Sticking to a Budget
Many students who are attending school for the first time away from their parents do not really have any idea what things cost and do not know how to set up a budget. As a result before they know it they have used up the proceeds of their scholarship or student loan and need more money. This of course has longer term consequences. The most obvious being that when they graduate they will owe more money and their monthly installment payments will be that much larger.
The best approach by far is to set up a budget that is withing the limits of your loan and stick to it. You may have to cut back a lot, however you will thank yourself when you graduate and find that you have a smaller monthly installment payment to worry about.
Why Do we Care About the Size of the Installment Payment
When we graduate from college or university, and have a student loan, this loan will impact our credit score and our ability to borrow money. If you fail to make a payment on your student loan you will negatively impact your credit score and it will be even more difficult to get a loan. Many students when they graduate, want to buy a car, purchase furniture, clothes etc and all of this takes money that they do not have.

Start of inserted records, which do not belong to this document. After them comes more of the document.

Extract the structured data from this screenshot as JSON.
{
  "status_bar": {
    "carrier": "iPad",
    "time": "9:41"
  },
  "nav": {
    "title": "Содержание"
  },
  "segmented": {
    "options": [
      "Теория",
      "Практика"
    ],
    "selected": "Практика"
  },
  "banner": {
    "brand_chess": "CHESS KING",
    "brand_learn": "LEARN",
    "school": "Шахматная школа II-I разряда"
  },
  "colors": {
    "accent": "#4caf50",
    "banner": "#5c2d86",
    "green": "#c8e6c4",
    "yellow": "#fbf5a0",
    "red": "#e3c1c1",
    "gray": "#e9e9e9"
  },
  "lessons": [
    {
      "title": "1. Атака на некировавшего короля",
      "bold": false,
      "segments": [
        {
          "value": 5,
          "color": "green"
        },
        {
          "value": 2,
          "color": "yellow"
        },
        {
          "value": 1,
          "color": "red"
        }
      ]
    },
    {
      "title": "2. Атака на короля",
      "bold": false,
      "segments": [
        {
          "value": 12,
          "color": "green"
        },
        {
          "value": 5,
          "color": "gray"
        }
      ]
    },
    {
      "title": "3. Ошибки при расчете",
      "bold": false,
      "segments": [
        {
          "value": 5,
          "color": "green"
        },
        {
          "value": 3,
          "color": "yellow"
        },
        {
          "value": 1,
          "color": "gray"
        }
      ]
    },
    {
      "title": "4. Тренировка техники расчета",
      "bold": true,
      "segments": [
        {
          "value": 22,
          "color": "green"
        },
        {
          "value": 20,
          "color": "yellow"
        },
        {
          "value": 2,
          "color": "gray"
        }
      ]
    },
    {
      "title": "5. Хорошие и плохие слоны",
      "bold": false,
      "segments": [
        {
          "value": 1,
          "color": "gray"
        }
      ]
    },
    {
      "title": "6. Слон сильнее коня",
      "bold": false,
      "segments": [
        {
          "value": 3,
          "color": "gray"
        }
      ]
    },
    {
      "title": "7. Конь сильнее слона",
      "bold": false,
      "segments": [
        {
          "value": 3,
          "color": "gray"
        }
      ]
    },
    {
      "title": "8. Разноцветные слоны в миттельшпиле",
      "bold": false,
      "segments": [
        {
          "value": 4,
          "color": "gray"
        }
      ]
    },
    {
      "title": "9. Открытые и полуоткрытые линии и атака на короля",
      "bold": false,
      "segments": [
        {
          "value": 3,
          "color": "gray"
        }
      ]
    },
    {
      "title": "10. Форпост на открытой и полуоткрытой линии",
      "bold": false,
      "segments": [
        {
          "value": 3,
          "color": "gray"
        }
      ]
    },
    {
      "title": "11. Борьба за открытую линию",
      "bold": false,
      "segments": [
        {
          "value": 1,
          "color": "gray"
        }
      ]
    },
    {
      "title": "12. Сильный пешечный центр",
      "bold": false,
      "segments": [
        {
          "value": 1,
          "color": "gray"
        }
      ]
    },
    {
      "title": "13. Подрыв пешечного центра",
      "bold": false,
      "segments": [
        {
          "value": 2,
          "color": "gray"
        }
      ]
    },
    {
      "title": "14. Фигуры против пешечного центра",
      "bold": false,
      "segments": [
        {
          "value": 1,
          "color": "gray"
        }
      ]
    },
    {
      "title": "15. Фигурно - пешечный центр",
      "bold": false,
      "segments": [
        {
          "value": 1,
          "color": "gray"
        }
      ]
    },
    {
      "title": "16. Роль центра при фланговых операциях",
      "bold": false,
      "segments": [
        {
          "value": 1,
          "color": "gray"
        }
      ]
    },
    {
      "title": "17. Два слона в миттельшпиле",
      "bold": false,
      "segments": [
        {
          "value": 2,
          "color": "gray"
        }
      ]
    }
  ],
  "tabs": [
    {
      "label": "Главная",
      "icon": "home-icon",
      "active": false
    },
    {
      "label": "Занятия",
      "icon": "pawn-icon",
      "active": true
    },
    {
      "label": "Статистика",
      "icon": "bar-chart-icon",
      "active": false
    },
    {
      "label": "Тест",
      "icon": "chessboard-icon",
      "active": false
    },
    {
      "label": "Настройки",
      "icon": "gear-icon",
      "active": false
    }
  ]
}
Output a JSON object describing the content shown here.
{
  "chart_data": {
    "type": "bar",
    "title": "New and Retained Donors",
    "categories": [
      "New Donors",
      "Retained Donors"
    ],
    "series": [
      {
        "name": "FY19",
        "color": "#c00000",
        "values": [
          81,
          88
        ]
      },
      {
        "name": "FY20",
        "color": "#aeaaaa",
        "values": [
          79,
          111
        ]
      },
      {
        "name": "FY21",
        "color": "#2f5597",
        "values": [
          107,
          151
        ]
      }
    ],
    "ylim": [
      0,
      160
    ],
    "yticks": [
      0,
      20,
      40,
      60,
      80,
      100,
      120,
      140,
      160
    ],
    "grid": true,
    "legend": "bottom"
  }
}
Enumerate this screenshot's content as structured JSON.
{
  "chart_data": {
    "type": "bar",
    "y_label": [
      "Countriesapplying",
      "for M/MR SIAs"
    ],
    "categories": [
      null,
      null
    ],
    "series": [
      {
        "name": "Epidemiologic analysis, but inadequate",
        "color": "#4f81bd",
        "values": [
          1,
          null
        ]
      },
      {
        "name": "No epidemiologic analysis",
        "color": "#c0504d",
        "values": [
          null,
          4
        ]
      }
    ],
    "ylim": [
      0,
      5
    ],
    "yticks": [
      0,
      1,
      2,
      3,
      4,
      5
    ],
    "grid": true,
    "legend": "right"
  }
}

It means credit cards or more loans. Before you know it your student loan installment payments and your other loan installment payments are more than you can handle. With credit card interest rates at plus 20%, installment payments can quickly get out of control.
Going back to student loans and installment payments, one big advantage of student loans is that they are often interest free while you are still in school. The minute you graduate or quit, the loan becomes due and interest is charged on your student loan. Quitting school before you graduate, regardless of the reason causes the loan to become due and payable. You need to examine the terms before you sign to see just what the requirements are should you be forced to quit school due to poor marks etc.
Discuss the Terms with the Bank
The best time to negotiate the terms of your student loan is before you sign on the dotted line. Once you have signed the documents, there is little chance to negotiate your terms. Interest rates, the term of the loan and when the installment payments will begin are negotiable before hand and not after. Get all of these items clear ahead of time so that you fully understand this before you sign.
Knowing when installment payments will begin and when interest will be charged at what rate will help you understand what your obligations are and allow you to budget accordingly once you graduate. Knowing all of these details will avoid any surprises down the road.
Co-Signing on Student Loans
Since most students do not have any assets and do not have any credit history, their parents are often asked to co-sign the loan with the student. While this is a wonderful thing to do to help your son or daughter, the parent should really understand what they are signing and what the obligations are should the student be unable to repay the loan for any reason.
In the worst case the parents can be stuck paying the loan and their credit rating may also suffer if payments were missed as well. It pays to pay attention to the details and also that your son or daughter is fully committed to doing well at school so that they can find a job when they graduate and repay the student loan with regular installment payments.
Any failure on the students part will reflect directly on the parent if you co-sign the loan. Credit ratings, ability to borrow, remortgage your home or car are all areas that might come under scrutiny should there be a default on student loan installment payments.
Most parents do not really understand what they are getting into until it is too late. Figure it out now and discuss this with your bank manager and your student children prior to co-signing any student loan.